Now, Rodriguez plans to begin defense of his Golden Gloves title in two weeks with local competition. If he repeats as champion at the finals in May at Chattanooga, Tenn., it will earn him a bye directly into the quarterfinals of the USA Boxing national championships in June at Colorado Springs, and an automatic berth in the Olympic Trials, to be held in August at a site to be determined.

If he loses in the Golden Gloves, Rodriguez still will enter the USA Boxing championships, where all eight quarterfinalists earn spots in the Olympic Trials. The 2008 Olympics will be in Beijing, China.

Said Rodriguez, who has been working out and training in between hospital visits: “Babies and family come first.”



Happy father's day, Edwin Rodriguez celebrates birth of twins with a resounding win
By CARMINE FRONGILLO, Sun Staff
Article Last Updated: 02/07/2007 11:33:44 AM EST


LOWELL -- Defending national champion Edwin Rodriguez turned the Greater Lowell Golden Gloves finals into a father's day bash.

Golden Gloves

Rodriguez's fiancé, Stephanie Rapa, gave birth to twins, Edwin Jr. and Serena Lynn in September. The twins were born premature, but are doing well and finally came home from the hospital last week.

His family demands have increased dramatically, but from the look of things parenthood agrees with Rodriguez.

Rodriguez, 21, a Worcester native, pounded his way to a unanimous decision victory over hard-working Eduardo Pena in their 165-pound Open Division championship bout before a crowd of 1,800 at the Lowell Memorial Auditorium last night.

The victory improved Rodriguez's amateur record to 65-6. Pena, a Novice champ last year, just moved up to the Open class this winter and has an overall slate of 12-3.

"The twins were born on September 29," said Rodriguez. "Their due date was January 21. I guess they heard the bell early and came out. They're fighters.

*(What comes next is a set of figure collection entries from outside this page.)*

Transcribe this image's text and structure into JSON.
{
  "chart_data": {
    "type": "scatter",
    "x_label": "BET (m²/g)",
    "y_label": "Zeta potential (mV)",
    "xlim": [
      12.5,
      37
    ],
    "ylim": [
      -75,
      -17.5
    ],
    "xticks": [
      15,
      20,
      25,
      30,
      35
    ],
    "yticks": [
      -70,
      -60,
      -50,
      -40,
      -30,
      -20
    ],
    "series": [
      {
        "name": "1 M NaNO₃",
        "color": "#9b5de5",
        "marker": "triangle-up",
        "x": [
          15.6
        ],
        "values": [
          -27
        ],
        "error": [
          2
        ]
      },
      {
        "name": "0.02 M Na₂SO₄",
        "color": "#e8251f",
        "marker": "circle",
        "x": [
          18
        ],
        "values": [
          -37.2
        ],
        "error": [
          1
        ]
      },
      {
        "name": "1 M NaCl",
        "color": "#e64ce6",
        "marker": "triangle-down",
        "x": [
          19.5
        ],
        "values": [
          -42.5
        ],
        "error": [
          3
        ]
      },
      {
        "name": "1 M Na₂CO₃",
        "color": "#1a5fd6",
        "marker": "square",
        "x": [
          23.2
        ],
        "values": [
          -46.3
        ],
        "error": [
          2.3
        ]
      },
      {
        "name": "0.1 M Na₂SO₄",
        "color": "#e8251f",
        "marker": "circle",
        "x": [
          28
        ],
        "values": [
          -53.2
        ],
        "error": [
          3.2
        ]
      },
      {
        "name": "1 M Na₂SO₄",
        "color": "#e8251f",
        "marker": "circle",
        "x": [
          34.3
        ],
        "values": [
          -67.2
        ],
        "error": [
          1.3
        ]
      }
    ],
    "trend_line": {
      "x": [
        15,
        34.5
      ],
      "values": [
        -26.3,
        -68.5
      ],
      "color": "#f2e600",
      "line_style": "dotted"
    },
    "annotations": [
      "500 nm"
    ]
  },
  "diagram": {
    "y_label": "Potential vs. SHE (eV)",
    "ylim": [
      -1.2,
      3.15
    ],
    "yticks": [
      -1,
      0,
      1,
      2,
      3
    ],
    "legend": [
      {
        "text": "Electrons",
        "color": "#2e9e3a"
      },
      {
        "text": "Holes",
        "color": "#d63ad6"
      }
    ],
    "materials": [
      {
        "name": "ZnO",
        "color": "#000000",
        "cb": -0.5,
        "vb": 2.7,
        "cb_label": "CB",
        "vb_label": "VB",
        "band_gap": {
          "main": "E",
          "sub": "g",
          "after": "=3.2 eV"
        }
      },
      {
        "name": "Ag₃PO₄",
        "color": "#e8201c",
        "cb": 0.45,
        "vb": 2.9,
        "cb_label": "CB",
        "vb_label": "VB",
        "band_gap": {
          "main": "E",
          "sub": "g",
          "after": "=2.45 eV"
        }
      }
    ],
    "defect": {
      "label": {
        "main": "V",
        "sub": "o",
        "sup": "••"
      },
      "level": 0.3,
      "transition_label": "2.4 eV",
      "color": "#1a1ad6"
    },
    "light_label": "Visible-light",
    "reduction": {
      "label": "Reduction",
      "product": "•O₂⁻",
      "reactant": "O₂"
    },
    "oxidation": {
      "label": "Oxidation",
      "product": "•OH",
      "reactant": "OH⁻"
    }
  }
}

"Thankfully, everything is well. They're doing much better. They are gaining weight. Everything is going smoother now."

From the outset, Rodriguez came out firing, and most of his punches were on target. He landed some fearsome shots, as his gloves were a blue blur.

Pena tried to match Rodriguez, landing some stinging combos of his own, but he simply couldn't match the all-out assault he encountered.

"I trained hard for this fight," said Pena. "He's a pretty good fighter. I tried to match him, one for one. But he was too fast. I couldn't even think when he was throwing punches. He throws a lot of punches. He's real fast. And he has good stamina."

Once Rodriguez got going, he never let up, applying constant pressure. He backed Pena into a corner several times and scored with piercing flurries.

"This is the type of fight I've been working out for," said Rodriguez. "It was a brawl. I had to just keep coming. That was my game plan in the gym. I executed it today and did pretty good.

"He stood his ground. I give him props. He took pretty much everything I had. He looked like he was going, but he never did."

To his credit, Pena fought hard to the final bell.

"You can't take a step back against a fighter like him," said Pena. "He just keeps moving forward. He kept coming at me and caught me in the corner. It was tough to fight my way out. This was a good learning experience. I'm just going to go back to the gym and pick up the pieces."

While Rodriguez goes back to being a proud papa.